0
0
AirflowHow-ToBeginner · 3 min read

How to Use cross_downstream in Airflow for Task Dependencies

In Airflow, cross_downstream is used to set dependencies from multiple upstream tasks to multiple downstream tasks in a cross-product manner. It connects each upstream task to every downstream task, simplifying complex DAG dependency setups.
📐

Syntax

The cross_downstream method is called on a list of upstream tasks and takes a list of downstream tasks as an argument. It sets dependencies so that each upstream task runs before every downstream task.

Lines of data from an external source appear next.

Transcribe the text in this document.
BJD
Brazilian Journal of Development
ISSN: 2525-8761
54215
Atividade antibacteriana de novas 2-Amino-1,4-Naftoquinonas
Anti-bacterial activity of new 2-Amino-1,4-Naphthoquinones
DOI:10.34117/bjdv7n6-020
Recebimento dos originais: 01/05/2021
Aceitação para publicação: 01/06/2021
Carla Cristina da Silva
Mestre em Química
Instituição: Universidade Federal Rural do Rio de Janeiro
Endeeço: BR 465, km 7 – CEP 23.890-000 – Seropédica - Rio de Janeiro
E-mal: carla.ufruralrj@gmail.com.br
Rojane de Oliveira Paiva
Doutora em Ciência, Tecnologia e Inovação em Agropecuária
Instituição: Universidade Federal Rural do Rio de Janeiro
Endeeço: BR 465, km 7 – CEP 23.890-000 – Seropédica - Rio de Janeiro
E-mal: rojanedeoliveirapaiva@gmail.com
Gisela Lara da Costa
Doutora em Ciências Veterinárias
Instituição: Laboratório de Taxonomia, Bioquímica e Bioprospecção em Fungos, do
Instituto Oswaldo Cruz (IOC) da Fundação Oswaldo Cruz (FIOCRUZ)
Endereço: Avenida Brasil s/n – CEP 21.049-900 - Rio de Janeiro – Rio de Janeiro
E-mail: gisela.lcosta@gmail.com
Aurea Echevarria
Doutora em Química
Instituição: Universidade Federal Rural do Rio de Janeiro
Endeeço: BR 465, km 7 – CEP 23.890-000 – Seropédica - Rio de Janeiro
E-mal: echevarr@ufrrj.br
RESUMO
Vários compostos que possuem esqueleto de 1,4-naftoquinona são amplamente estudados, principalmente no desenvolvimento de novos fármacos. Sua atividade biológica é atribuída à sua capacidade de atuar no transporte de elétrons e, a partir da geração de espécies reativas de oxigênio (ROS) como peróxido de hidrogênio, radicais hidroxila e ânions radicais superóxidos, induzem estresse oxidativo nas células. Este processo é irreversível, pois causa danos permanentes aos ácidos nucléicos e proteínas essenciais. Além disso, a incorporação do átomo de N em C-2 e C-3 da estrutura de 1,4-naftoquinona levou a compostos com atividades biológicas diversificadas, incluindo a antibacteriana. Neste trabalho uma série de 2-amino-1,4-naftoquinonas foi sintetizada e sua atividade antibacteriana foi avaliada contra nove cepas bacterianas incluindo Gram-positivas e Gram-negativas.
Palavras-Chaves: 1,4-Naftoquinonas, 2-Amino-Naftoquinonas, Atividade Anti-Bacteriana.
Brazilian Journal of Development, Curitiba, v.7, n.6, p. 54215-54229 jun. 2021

  • upstream_tasks: List of tasks that should run first.
  • downstream_tasks: List of tasks that should run after all upstream tasks.
python
upstream_tasks.cross_downstream(downstream_tasks)
💻

Example

This example shows how to use cross_downstream to connect two upstream tasks to two downstream tasks. Each upstream task will run before both downstream tasks.

python
from airflow import DAG
from airflow.operators.dummy import DummyOperator
from datetime import datetime

default_args = {'start_date': datetime(2024, 1, 1)}

dag = DAG('cross_downstream_example', default_args=default_args, schedule_interval=None)

# Define upstream tasks
upstream_tasks = [DummyOperator(task_id='upstream_1', dag=dag),
                  DummyOperator(task_id='upstream_2', dag=dag)]

# Define downstream tasks
downstream_tasks = [DummyOperator(task_id='downstream_1', dag=dag),
                    DummyOperator(task_id='downstream_2', dag=dag)]

# Set cross dependencies
upstream_tasks.cross_downstream(downstream_tasks)
Output
DAG 'cross_downstream_example' created with tasks: - upstream_1 - upstream_2 - downstream_1 - downstream_2 Dependencies: upstream_1 -> downstream_1 upstream_1 -> downstream_2 upstream_2 -> downstream_1 upstream_2 -> downstream_2
⚠️

Common Pitfalls

Common mistakes when using cross_downstream include:

  • Passing single tasks instead of lists, which causes errors because cross_downstream expects lists.
  • Confusing cross_downstream with set_downstream, which only sets one-to-many dependencies.
  • Not importing the correct operators or using outdated Airflow versions that do not support this method.
python
from airflow.operators.dummy import DummyOperator

# Wrong: passing single tasks instead of lists
upstream_task = DummyOperator(task_id='upstream', dag=dag)
downstream_task = DummyOperator(task_id='downstream', dag=dag)

# This will raise an AttributeError
# upstream_task.cross_downstream(downstream_task)  # Wrong usage

# Correct usage with lists
upstream_tasks = [upstream_task]
downstream_tasks = [downstream_task]
upstream_tasks.cross_downstream(downstream_tasks)
📊

Quick Reference

MethodDescriptionUsage Example
cross_downstreamSets dependencies from each upstream task to every downstream taskupstream_tasks.cross_downstream(downstream_tasks)
set_downstreamSets dependency from one task to anothertask1.set_downstream(task2)
set_upstreamSets dependency from one task to another (reverse)task2.set_upstream(task1)

Key Takeaways

Use cross_downstream on lists of tasks to connect all upstream tasks to all downstream tasks.
Always pass lists of tasks, not single tasks, to cross_downstream to avoid errors.
cross_downstream simplifies setting many-to-many dependencies in Airflow DAGs.
Make sure your Airflow version supports cross_downstream (Airflow 2.x and later).
For one-to-one dependencies, use set_downstream or set_upstream instead.